Search code examples
sqlhivetimestamphiveqlunix-timestamp

HIVE converting unix timestamp for calculation


I'm trying to perform subtraction among timestamps and would like to convert the timestamps in forms that can be converted to minutes.

I used regexp_replace to convert timestamp in such form:

2020-06-20T17:25:59:378Z

The following code will convert it to seconds

unix_timestamp(regexp_replace(value,'(.*?)T(.*?):([^:]*?)Z$','$1 $2\\.$3'))  

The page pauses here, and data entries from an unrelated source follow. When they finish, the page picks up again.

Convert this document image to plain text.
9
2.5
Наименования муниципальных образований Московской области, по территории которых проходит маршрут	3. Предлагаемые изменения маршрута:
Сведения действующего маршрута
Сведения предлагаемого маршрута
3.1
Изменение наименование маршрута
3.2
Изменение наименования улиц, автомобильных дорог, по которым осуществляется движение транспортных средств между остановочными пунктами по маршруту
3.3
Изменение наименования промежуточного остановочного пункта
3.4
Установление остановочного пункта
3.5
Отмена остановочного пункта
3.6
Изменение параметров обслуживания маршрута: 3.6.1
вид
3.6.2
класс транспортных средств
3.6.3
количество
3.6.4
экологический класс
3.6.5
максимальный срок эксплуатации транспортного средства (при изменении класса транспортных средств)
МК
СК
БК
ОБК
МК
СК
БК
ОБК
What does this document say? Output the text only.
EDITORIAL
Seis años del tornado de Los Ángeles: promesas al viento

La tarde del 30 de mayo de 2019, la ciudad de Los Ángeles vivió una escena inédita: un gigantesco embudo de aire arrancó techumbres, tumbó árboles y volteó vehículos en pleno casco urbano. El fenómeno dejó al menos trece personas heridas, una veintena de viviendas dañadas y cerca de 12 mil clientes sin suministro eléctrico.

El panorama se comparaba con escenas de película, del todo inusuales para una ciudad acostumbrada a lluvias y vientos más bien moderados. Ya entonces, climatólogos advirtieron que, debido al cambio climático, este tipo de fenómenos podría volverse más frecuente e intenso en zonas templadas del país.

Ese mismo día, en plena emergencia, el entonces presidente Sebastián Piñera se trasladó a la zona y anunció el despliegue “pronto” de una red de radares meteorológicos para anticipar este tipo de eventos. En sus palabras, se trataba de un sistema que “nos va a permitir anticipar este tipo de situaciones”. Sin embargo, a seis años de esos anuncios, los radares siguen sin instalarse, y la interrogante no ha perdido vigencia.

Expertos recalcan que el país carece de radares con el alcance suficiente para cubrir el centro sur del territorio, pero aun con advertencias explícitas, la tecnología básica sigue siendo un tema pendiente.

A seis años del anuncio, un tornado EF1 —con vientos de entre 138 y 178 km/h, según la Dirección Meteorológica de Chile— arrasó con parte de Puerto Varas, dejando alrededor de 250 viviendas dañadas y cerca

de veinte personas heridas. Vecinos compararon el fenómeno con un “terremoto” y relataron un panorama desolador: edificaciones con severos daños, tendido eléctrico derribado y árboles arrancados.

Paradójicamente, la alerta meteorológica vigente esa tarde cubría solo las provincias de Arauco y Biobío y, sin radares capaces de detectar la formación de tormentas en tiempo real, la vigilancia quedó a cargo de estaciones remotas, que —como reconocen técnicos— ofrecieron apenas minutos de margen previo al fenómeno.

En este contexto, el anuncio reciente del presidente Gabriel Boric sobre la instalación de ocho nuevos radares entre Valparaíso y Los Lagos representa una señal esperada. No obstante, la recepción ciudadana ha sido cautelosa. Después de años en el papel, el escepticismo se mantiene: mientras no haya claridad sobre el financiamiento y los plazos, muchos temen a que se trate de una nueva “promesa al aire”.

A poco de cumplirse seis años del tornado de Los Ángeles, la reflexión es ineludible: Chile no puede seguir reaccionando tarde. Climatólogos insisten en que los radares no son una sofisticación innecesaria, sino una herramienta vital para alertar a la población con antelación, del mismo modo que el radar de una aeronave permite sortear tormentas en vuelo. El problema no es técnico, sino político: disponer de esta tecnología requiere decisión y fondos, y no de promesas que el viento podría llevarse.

I have other two timestamps that I wish to convert to seconds, such as:

2020-03-19 15:45:33
03-19-2020 11:07:25:103

How should I convert these two timestamp to seconds by using regexp_replace() or any other functions?

Thank you!


Solution

  • First of all, unix_timestamp returns seconds passed from unix epoch. It does ignore milliseconds. This is why if you want epoch time in seconds, you can extract only 'yyyy-MM-dd HH:mm:ss'.

    Second, If you have all these different formats in single dataset and you want to convert them all, you can use case statement to check pattern and convert accordingly:

    with your_data as ( --This is your data example
    select stack(3,
                 '2020-06-20T17:25:59:378Z',
                 '2020-03-19 15:45:33',
                 '03-19-2020 11:07:25:103'
                ) as str
    )
    
    select case when str rlike '^(\\d{4}-\\d{2}-\\d{2})[T ](\\d{2}:\\d{2}:\\d{2})' --matches first two strings
                 then unix_timestamp(regexp_replace(str,'^(\\d{4}-\\d{2}-\\d{2})[T ](\\d{2}:\\d{2}:\\d{2})','$1 $2'))
                when str rlike '^(\\d{2})-(\\d{2})-(\\d{4})[T ](\\d{2}:\\d{2}:\\d{2})' --matches third string, allows T or space after date
                 then unix_timestamp(regexp_replace(str,'^(\\d{2})-(\\d{2})-(\\d{4})[T ](\\d{2}:\\d{2}:\\d{2})','$3-$1-$2 $4'))
            end result_unix_timestamp
    from your_data
    

    Returns:

    result_unix_timestamp
    1592673959
    1584632733
    1584616045
    

    You can add more patterns to the case with corresponding conversion and in such way convert all possible cases. And of course, not necessarily all cases should use regex_replace for conversion. Though regex allows to identify and parse most complex strings.

    Also you can try to convert using one pattern and if it returns null then try to convert using another pattern and so on:

    coalesce(unix_timestamp(regexp_replace(str,'^(\\d{4}-\\d{2}-\\d{2})[T ](\\d{2}:\\d{2}:\\d{2})','$1 $2')),
             unix_timestamp(regexp_replace(str,'^(\\d{2})-(\\d{2})-(\\d{4})[T ](\\d{2}:\\d{2}:\\d{2})','$3-$1-$2 $4'))
            )